With vaccines on the horizon, one of your most important decisions will be to choose the city or town where you will thrive, because at some point in-person meetings will return, and these will fuel your entrepreneurial growth. There’s nothing like free-flowing, spontaneous human interaction to get you going. Be open, too, to global possibilities to strike valuable partnerships and collaborations online — powerful options that remote work has made abundantly clear.
No. 6: Be the Conductor
Gaining confidence along the way, entrepreneurs develop a keen sense of how to tap a multidimensional strategy. Growth ultimately often comes down to team dynamics, to balancing the optimal synergy of talent, passion and skill, to orchestrating a vision on a broader plane.

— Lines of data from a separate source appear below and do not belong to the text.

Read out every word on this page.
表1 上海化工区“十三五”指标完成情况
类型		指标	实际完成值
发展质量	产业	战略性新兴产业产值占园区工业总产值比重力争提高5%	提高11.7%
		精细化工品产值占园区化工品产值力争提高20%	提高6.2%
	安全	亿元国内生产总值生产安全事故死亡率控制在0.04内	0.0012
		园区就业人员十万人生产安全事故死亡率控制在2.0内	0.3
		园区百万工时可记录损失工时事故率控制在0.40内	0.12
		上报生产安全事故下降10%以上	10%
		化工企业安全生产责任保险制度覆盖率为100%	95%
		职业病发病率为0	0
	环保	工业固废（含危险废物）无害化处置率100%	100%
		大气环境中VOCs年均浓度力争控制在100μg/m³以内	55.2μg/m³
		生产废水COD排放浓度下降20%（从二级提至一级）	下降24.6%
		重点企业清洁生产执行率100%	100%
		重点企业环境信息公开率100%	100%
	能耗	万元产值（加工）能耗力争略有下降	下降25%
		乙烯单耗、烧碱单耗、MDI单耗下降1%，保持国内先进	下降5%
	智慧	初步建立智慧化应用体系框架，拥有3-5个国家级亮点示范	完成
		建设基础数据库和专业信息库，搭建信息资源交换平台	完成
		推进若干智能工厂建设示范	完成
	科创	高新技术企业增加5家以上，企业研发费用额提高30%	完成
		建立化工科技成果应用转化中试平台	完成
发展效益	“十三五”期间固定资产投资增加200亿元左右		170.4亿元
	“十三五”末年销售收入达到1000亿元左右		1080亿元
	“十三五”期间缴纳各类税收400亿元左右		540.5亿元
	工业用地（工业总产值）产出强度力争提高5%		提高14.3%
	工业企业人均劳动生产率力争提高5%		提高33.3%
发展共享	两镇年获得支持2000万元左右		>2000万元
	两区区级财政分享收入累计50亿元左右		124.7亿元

We call this archetype the Conductor, someone who explores models that scale, constantly seeking more building blocks to elevate their evolving platform. Conductors such as Ben Silbermann of Pinterest and Marc Benioff of Salesforce are excellent examples, each having pioneered prosperous platforms. Nearly every entrepreneur and startup can benefit from the holistic and growth-focused techniques of Conductors. Sometimes, you might say, it takes a platform.
No. 7: Launch
Entrepreneurs do not panic or delay. You ship, sell, open for business. In short, you follow your gut and launch. But when the pandemic hit, thousands of CEOs and businesses listened to bean counters instead of their intuition. They chose hibernation over activation, cowardice over courage. Many missed out on one of the greatest opportunities in a generation to stake out new markets and customers.
The supreme value of launching, of learning on the run from real interactions with paying customers, will only increase in importance. Vaccines promise to soon curb this disease, and entrepreneurs with the right mindset, teams and strategies will be at the ready for whatever comes next.
The year 2021 will be a great time to launch.
Jonathan Littman and Susanna Camp are co-authors of “The Entrepreneur’s Faces: How Makers, Visionaries and Outsiders Succeed.”
Littman collaborated with IDEO on the best-sellers “The Art of Innovation” and “The Ten Faces of Innovation” (more than 650,000 copies sold worldwide in 12 languages). The author of ten books, five of his works have been optioned for films. His award-winning journalism has appeared in Playboy, the Los Angeles Times and Forbes. Camp is the editor-in-chief of SmartUp.life. A journalist specializing in emerging technology, she was an early team leader at Wired magazine and has also been on the staff of Macworld, PCWorld and Outside magazines.